SOS-Convex Lyapunov Functions and Stability of Difference Inclusions

TL;DR

This paper introduces sos-convex Lyapunov functions for stability analysis of difference inclusions, providing algebraic certificates of convexity that can be efficiently computed and are necessary and sufficient for linear systems.

Contribution

It develops the concept of sos-convex Lyapunov functions, proving their universality for linear systems and extending the approach to nonlinear systems with a semidefinite programming method.

Findings

Sos-convex Lyapunov functions are necessary and sufficient for stability of switched linear systems.

Existence of a convex Lyapunov function implies stability in switched nonlinear systems.

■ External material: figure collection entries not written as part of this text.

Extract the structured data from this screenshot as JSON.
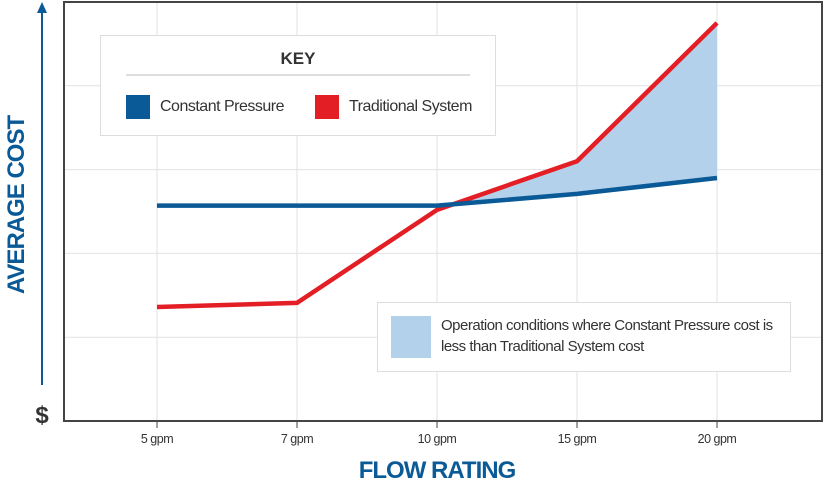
{
  "chart_data": {
    "type": "line",
    "title": "",
    "xlabel": "FLOW RATING",
    "ylabel": "AVERAGE COST",
    "y_axis_origin_label": "$",
    "categories": [
      "5 gpm",
      "7 gpm",
      "10 gpm",
      "15 gpm",
      "20 gpm"
    ],
    "ylim": [
      0,
      5
    ],
    "grid": true,
    "series": [
      {
        "name": "Constant Pressure",
        "color": "#0a5a97",
        "values": [
          2.57,
          2.57,
          2.57,
          2.71,
          2.9
        ]
      },
      {
        "name": "Traditional System",
        "color": "#e31e25",
        "values": [
          1.36,
          1.41,
          2.52,
          3.1,
          4.75
        ]
      }
    ],
    "shaded_region": {
      "color": "#b3d1ea",
      "label": "Operation conditions where Constant Pressure cost is less than Traditional System cost"
    },
    "legend": {
      "title": "KEY",
      "placement": "top-left"
    }
  }
}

The proposed SDP-based method can compute regions of attraction for polynomial systems.

Abstract

We introduce the concept of sos-convex Lyapunov functions for stability analysis of both linear and nonlinear difference inclusions (also known as discrete-time switched systems). These are polynomial Lyapunov functions that have an algebraic certificate of convexity and that can be efficiently found via semidefinite programming. We prove that sos-convex Lyapunov functions are universal (i.e., necessary and sufficient) for stability analysis of switched linear systems. We show via an explicit example however that the minimum degree of a convex polynomial Lyapunov function can be arbitrarily higher than a non-convex polynomial Lyapunov function. In the case of switched nonlinear systems, we prove that existence of a common non-convex Lyapunov function does not imply stability, but existence of a common convex Lyapunov function does. We then provide a semidefinite programming-based procedure for computing a full-dimensional subset of the region of attraction of equilibrium points of switched polynomial systems, under the condition that their linearization be stable. We conclude by showing that our semidefinite program can be extended to search for Lyapunov functions that are pointwise maxima of sos-convex polynomials.